Cette proximité naissante inquiète l’opposition démocrate aux Etats-Unis. Dix-huit élus ont ainsi écrit au secrétaire d’Etat Mike Pompeo pour s’alarmer de la nostalgie de Jair Bolsonaro pour la dictature militaire de 1964-1985 et pour appeler l’administration Trump à lier toute coopération au respect des droits de l’homme.

Le chef de la diplomatie américaine, qui s’est également entretenu lundi avec le vainqueur, a mis l’accent sur « la promotion de la sécurité, de la démocratie, de la prospérité économique et des droits de l’homme ».

– Climat, Israël et Chine –

Sur le fond, plusieurs engagements du futur président du Brésil entrent en résonnance avec la politique américaine. Donald Trump peut notamment espérer un renfort sur deux décisions qui l’ont vu totalement isolé sur la scène internationale: le changement climatique et les relations avec Israël.


Fervent soutien de la filière agroalimentaire, Jair Bolsonaro semble donner la priorité aux investisseurs plutôt qu’aux écologistes, et a menacé de retirer son pays de l’accord de Paris sur le climat, comme seul le président américain l’a fait jusqu’ici. Mais il a finalement promis d’y rester s’il garde sa pleine souveraineté sur l’Amazonie.

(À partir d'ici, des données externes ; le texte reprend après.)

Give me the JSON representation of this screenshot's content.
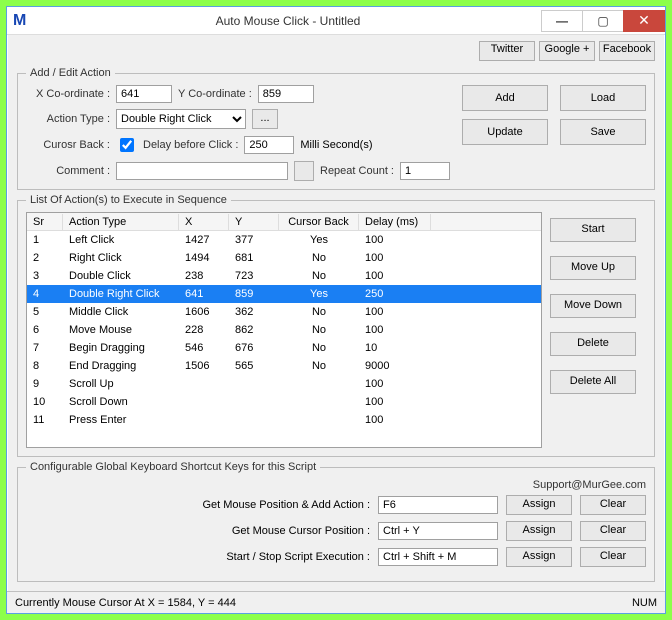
{
  "titlebar": {
    "logo": "M",
    "title": "Auto Mouse Click - Untitled"
  },
  "socials": {
    "twitter": "Twitter",
    "google": "Google +",
    "facebook": "Facebook"
  },
  "form": {
    "legend": "Add / Edit Action",
    "xlabel": "X Co-ordinate :",
    "xval": "641",
    "ylabel": "Y Co-ordinate :",
    "yval": "859",
    "atlabel": "Action Type :",
    "atval": "Double Right Click",
    "ellipsis": "...",
    "cblabel": "Curosr Back :",
    "dblabel": "Delay before Click :",
    "dbval": "250",
    "dbunit": "Milli Second(s)",
    "cmlabel": "Comment :",
    "cmval": "",
    "rclabel": "Repeat Count :",
    "rcval": "1",
    "add": "Add",
    "load": "Load",
    "update": "Update",
    "save": "Save"
  },
  "list": {
    "legend": "List Of Action(s) to Execute in Sequence",
    "headers": {
      "sr": "Sr",
      "type": "Action Type",
      "x": "X",
      "y": "Y",
      "cb": "Cursor Back",
      "d": "Delay (ms)"
    },
    "rows": [
      {
        "sr": "1",
        "type": "Left Click",
        "x": "1427",
        "y": "377",
        "cb": "Yes",
        "d": "100",
        "sel": false
      },
      {
        "sr": "2",
        "type": "Right Click",
        "x": "1494",
        "y": "681",
        "cb": "No",
        "d": "100",
        "sel": false
      },
      {
        "sr": "3",
        "type": "Double Click",
        "x": "238",
        "y": "723",
        "cb": "No",
        "d": "100",
        "sel": false
      },
      {
        "sr": "4",
        "type": "Double Right Click",
        "x": "641",
        "y": "859",
        "cb": "Yes",
        "d": "250",
        "sel": true
      },
      {
        "sr": "5",
        "type": "Middle Click",
        "x": "1606",
        "y": "362",
        "cb": "No",
        "d": "100",
        "sel": false
      },
      {
        "sr": "6",
        "type": "Move Mouse",
        "x": "228",
        "y": "862",
        "cb": "No",
        "d": "100",
        "sel": false
      },
      {
        "sr": "7",
        "type": "Begin Dragging",
        "x": "546",
        "y": "676",
        "cb": "No",
        "d": "10",
        "sel": false
      },
      {
        "sr": "8",
        "type": "End Dragging",
        "x": "1506",
        "y": "565",
        "cb": "No",
        "d": "9000",
        "sel": false
      },
      {
        "sr": "9",
        "type": "Scroll Up",
        "x": "",
        "y": "",
        "cb": "",
        "d": "100",
        "sel": false
      },
      {
        "sr": "10",
        "type": "Scroll Down",
        "x": "",
        "y": "",
        "cb": "",
        "d": "100",
        "sel": false
      },
      {
        "sr": "11",
        "type": "Press Enter",
        "x": "",
        "y": "",
        "cb": "",
        "d": "100",
        "sel": false
      }
    ],
    "btns": {
      "start": "Start",
      "moveup": "Move Up",
      "movedown": "Move Down",
      "delete": "Delete",
      "deleteall": "Delete All"
    }
  },
  "shortcuts": {
    "legend": "Configurable Global Keyboard Shortcut Keys for this Script",
    "support": "Support@MurGee.com",
    "rows": [
      {
        "label": "Get Mouse Position & Add Action :",
        "val": "F6"
      },
      {
        "label": "Get Mouse Cursor Position :",
        "val": "Ctrl + Y"
      },
      {
        "label": "Start / Stop Script Execution :",
        "val": "Ctrl + Shift + M"
      }
    ],
    "assign": "Assign",
    "clear": "Clear"
  },
  "status": {
    "text": "Currently Mouse Cursor At X = 1584, Y = 444",
    "num": "NUM"
  }
}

Le président-élu a aussi envisagé de déménager de Tel-Aviv à Jérusalem l’ambassade du Brésil en Israël, ce qu’une seule autre grande puissance a fait jusqu’ici: les Etats-Unis de Donald Trump.

Le nouveau gouvernement brésilien devrait par ailleurs afficher une plus grande fermeté à l’égard du Venezuela, et renforcer la coalition continentale contre le président Nicolas Maduro menée par Washington.

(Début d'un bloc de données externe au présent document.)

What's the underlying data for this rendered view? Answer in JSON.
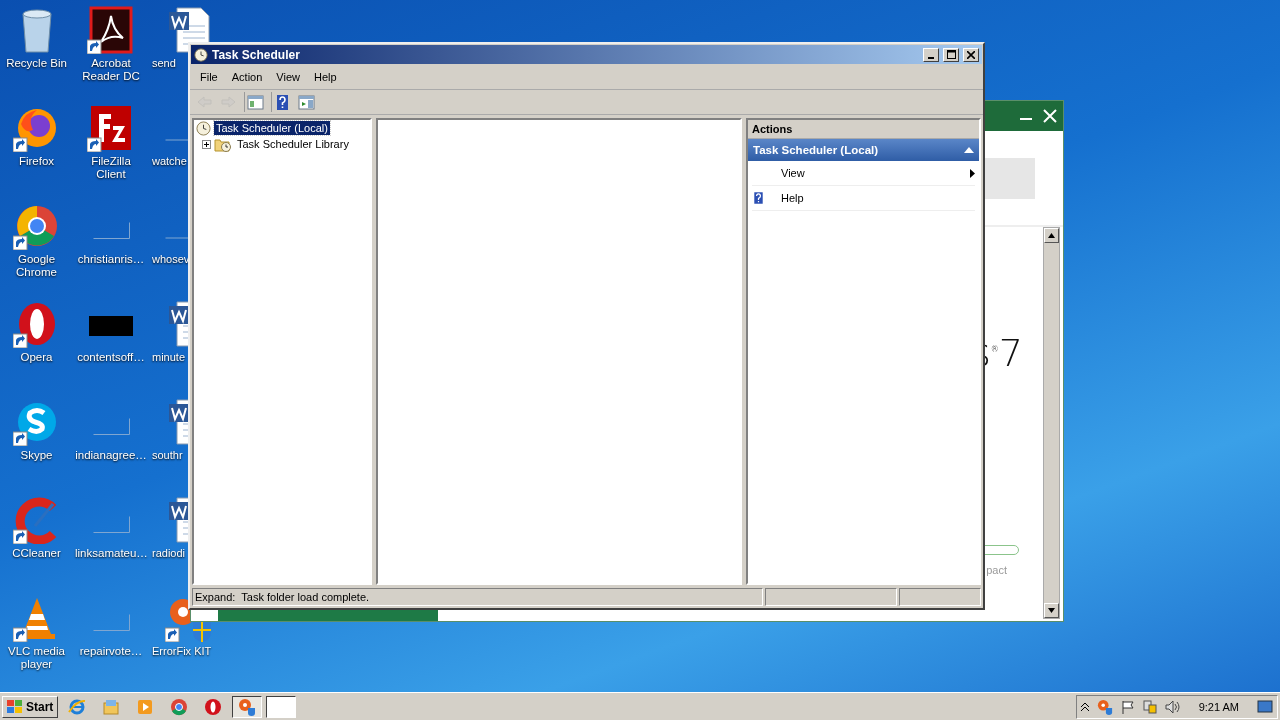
{
  "desktop_icons": [
    {
      "label": "Recycle Bin",
      "kind": "recycle",
      "shortcut": false
    },
    {
      "label": "Firefox",
      "kind": "firefox",
      "shortcut": true
    },
    {
      "label": "Google Chrome",
      "kind": "chrome",
      "shortcut": true
    },
    {
      "label": "Opera",
      "kind": "opera",
      "shortcut": true
    },
    {
      "label": "Skype",
      "kind": "skype",
      "shortcut": true
    },
    {
      "label": "CCleaner",
      "kind": "ccleaner",
      "shortcut": true
    },
    {
      "label": "VLC media player",
      "kind": "vlc",
      "shortcut": true
    },
    {
      "label": "Acrobat Reader DC",
      "kind": "acrobat",
      "shortcut": true
    },
    {
      "label": "FileZilla Client",
      "kind": "filezilla",
      "shortcut": true
    },
    {
      "label": "christianris…",
      "kind": "blank",
      "shortcut": false
    },
    {
      "label": "contentsoff…",
      "kind": "black",
      "shortcut": false
    },
    {
      "label": "indianagree…",
      "kind": "blank",
      "shortcut": false
    },
    {
      "label": "linksamateu…",
      "kind": "blank",
      "shortcut": false
    },
    {
      "label": "repairvote…",
      "kind": "blank",
      "shortcut": false
    },
    {
      "label": "send",
      "kind": "word",
      "shortcut": false
    },
    {
      "label": "watche",
      "kind": "blank",
      "shortcut": false
    },
    {
      "label": "whosev",
      "kind": "blank",
      "shortcut": false
    },
    {
      "label": "minute",
      "kind": "word",
      "shortcut": false
    },
    {
      "label": "southr",
      "kind": "word",
      "shortcut": false
    },
    {
      "label": "radiodi",
      "kind": "word",
      "shortcut": false
    },
    {
      "label": "ErrorFix KIT",
      "kind": "errorfix",
      "shortcut": true
    }
  ],
  "background_window": {
    "logo_text": "s$^{®}$7",
    "caption": "pact"
  },
  "window": {
    "title": "Task Scheduler",
    "menu": [
      "File",
      "Action",
      "View",
      "Help"
    ],
    "toolbar": [
      {
        "kind": "back",
        "disabled": true
      },
      {
        "kind": "forward",
        "disabled": true
      },
      {
        "kind": "console_tree",
        "disabled": false
      },
      {
        "kind": "help",
        "disabled": false
      },
      {
        "kind": "action_pane",
        "disabled": false
      }
    ],
    "tree": [
      {
        "label": "Task Scheduler (Local)",
        "selected": true,
        "children": [
          {
            "label": "Task Scheduler Library",
            "selected": false,
            "expanded": false
          }
        ]
      }
    ],
    "actions": {
      "title": "Actions",
      "section": "Task Scheduler (Local)",
      "items": [
        {
          "label": "View",
          "kind": "submenu"
        },
        {
          "label": "Help",
          "kind": "help"
        }
      ]
    },
    "status_bar": {
      "text": "Expand:  Task folder load complete."
    }
  },
  "taskbar": {
    "start": "Start",
    "clock": "9:21 AM",
    "apps": [
      {
        "kind": "ie",
        "selected": false
      },
      {
        "kind": "explorer",
        "selected": false
      },
      {
        "kind": "media",
        "selected": false
      },
      {
        "kind": "chrome",
        "selected": false
      },
      {
        "kind": "opera",
        "selected": false
      },
      {
        "kind": "errorfix",
        "selected": true
      },
      {
        "kind": "blank",
        "selected": false
      }
    ]
  }
}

Le Brésilien partage également l’idée d’une nécessaire contre-offensive pour contenir l’expansionnisme de la Chine, qu’il a accusée d' »acheter le Brésil ».

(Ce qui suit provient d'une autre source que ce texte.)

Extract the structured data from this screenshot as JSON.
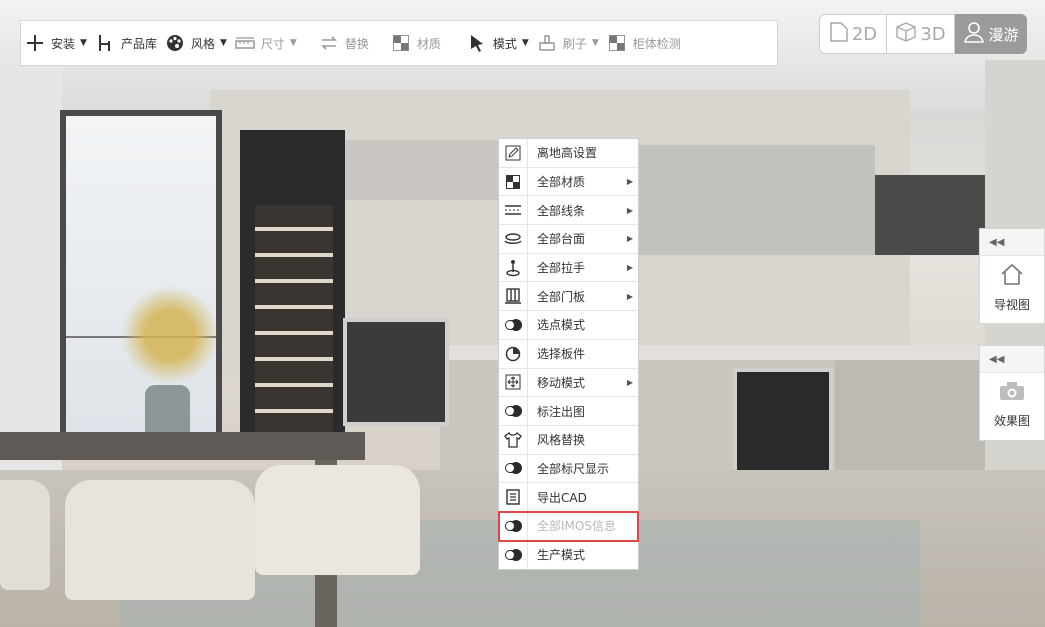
{
  "toolbar": {
    "items": [
      {
        "label": "安装",
        "icon": "plus-icon",
        "has_dropdown": true,
        "enabled": true
      },
      {
        "label": "产品库",
        "icon": "chair-icon",
        "has_dropdown": false,
        "enabled": true
      },
      {
        "label": "风格",
        "icon": "palette-icon",
        "has_dropdown": true,
        "enabled": true
      },
      {
        "label": "尺寸",
        "icon": "ruler-icon",
        "has_dropdown": true,
        "enabled": false
      },
      {
        "label": "替换",
        "icon": "swap-icon",
        "has_dropdown": false,
        "enabled": false
      },
      {
        "label": "材质",
        "icon": "checker-icon",
        "has_dropdown": false,
        "enabled": false
      },
      {
        "label": "模式",
        "icon": "cursor-icon",
        "has_dropdown": true,
        "enabled": true
      },
      {
        "label": "刷子",
        "icon": "brush-icon",
        "has_dropdown": true,
        "enabled": false
      },
      {
        "label": "柜体检测",
        "icon": "checker-icon",
        "has_dropdown": false,
        "enabled": false
      }
    ]
  },
  "view_switch": {
    "btn_2d": "2D",
    "btn_3d": "3D",
    "btn_roam": "漫游"
  },
  "context_menu": {
    "items": [
      {
        "label": "离地高设置",
        "icon": "edit-icon",
        "submenu": false
      },
      {
        "label": "全部材质",
        "icon": "checker-icon",
        "submenu": true
      },
      {
        "label": "全部线条",
        "icon": "lines-icon",
        "submenu": true
      },
      {
        "label": "全部台面",
        "icon": "countertop-icon",
        "submenu": true
      },
      {
        "label": "全部拉手",
        "icon": "handle-icon",
        "submenu": true
      },
      {
        "label": "全部门板",
        "icon": "door-panel-icon",
        "submenu": true
      },
      {
        "label": "选点模式",
        "icon": "toggle-icon",
        "submenu": false
      },
      {
        "label": "选择板件",
        "icon": "pie-icon",
        "submenu": false
      },
      {
        "label": "移动模式",
        "icon": "move-icon",
        "submenu": true
      },
      {
        "label": "标注出图",
        "icon": "toggle-icon",
        "submenu": false
      },
      {
        "label": "风格替换",
        "icon": "shirt-icon",
        "submenu": false
      },
      {
        "label": "全部标尺显示",
        "icon": "toggle-icon",
        "submenu": false
      },
      {
        "label": "导出CAD",
        "icon": "document-icon",
        "submenu": false
      },
      {
        "label": "全部IMOS信息",
        "icon": "toggle-icon",
        "submenu": false,
        "highlighted": true
      },
      {
        "label": "生产模式",
        "icon": "toggle-icon",
        "submenu": false
      }
    ]
  },
  "side_panels": {
    "nav": {
      "label": "导视图",
      "icon": "house-icon"
    },
    "effect": {
      "label": "效果图",
      "icon": "camera-icon"
    },
    "collapse_symbol": "◀◀"
  },
  "colors": {
    "highlight_border": "#e04646",
    "roam_bg": "#9b9b9b"
  }
}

Mais les deux présidents ne gouvernent pas dans le même contexte: les Etats-Unis sont en pleine croissance, tandis que le dirigeant d’extrême droite brésilien a été élu sur fond de crise économique.

Alors que Trump peut engager une guerre commerciale avec Pékin et faire des déclarations tonitruantes sur Twitter, « Bolsonaro va devoir faire beaucoup plus attention à ce qu’il dit car son économie est beaucoup plus fragile », estime Joel Velasco.

Le Brésil est le premier exportateur mondial de boeuf et le deuxième de soja, des denrées pour lesquelles la Chine et les pays musulmans sont des marchés vitaux. Il devra donc peser attentivement l’impact de ses décisions, ajoute cet expert.

A ce stade, « la politique étrangère de Bolsonaro est encore très vague », et « il est difficile sur toutes ces questions de savoir où il placera le curseur entre la nécessité de satisfaire sa base et celle de convaincre le reste de la population », analyse Roberta Braga, du think tank Atlantic Council à Washington.

Selon elle, la tradition « non interventionniste » du Brésil risque de l’emporter dans l’immédiat, poussant le nouveau président à donner la priorité à la politique intérieure pour réduire la violence urbaine et la dette publique.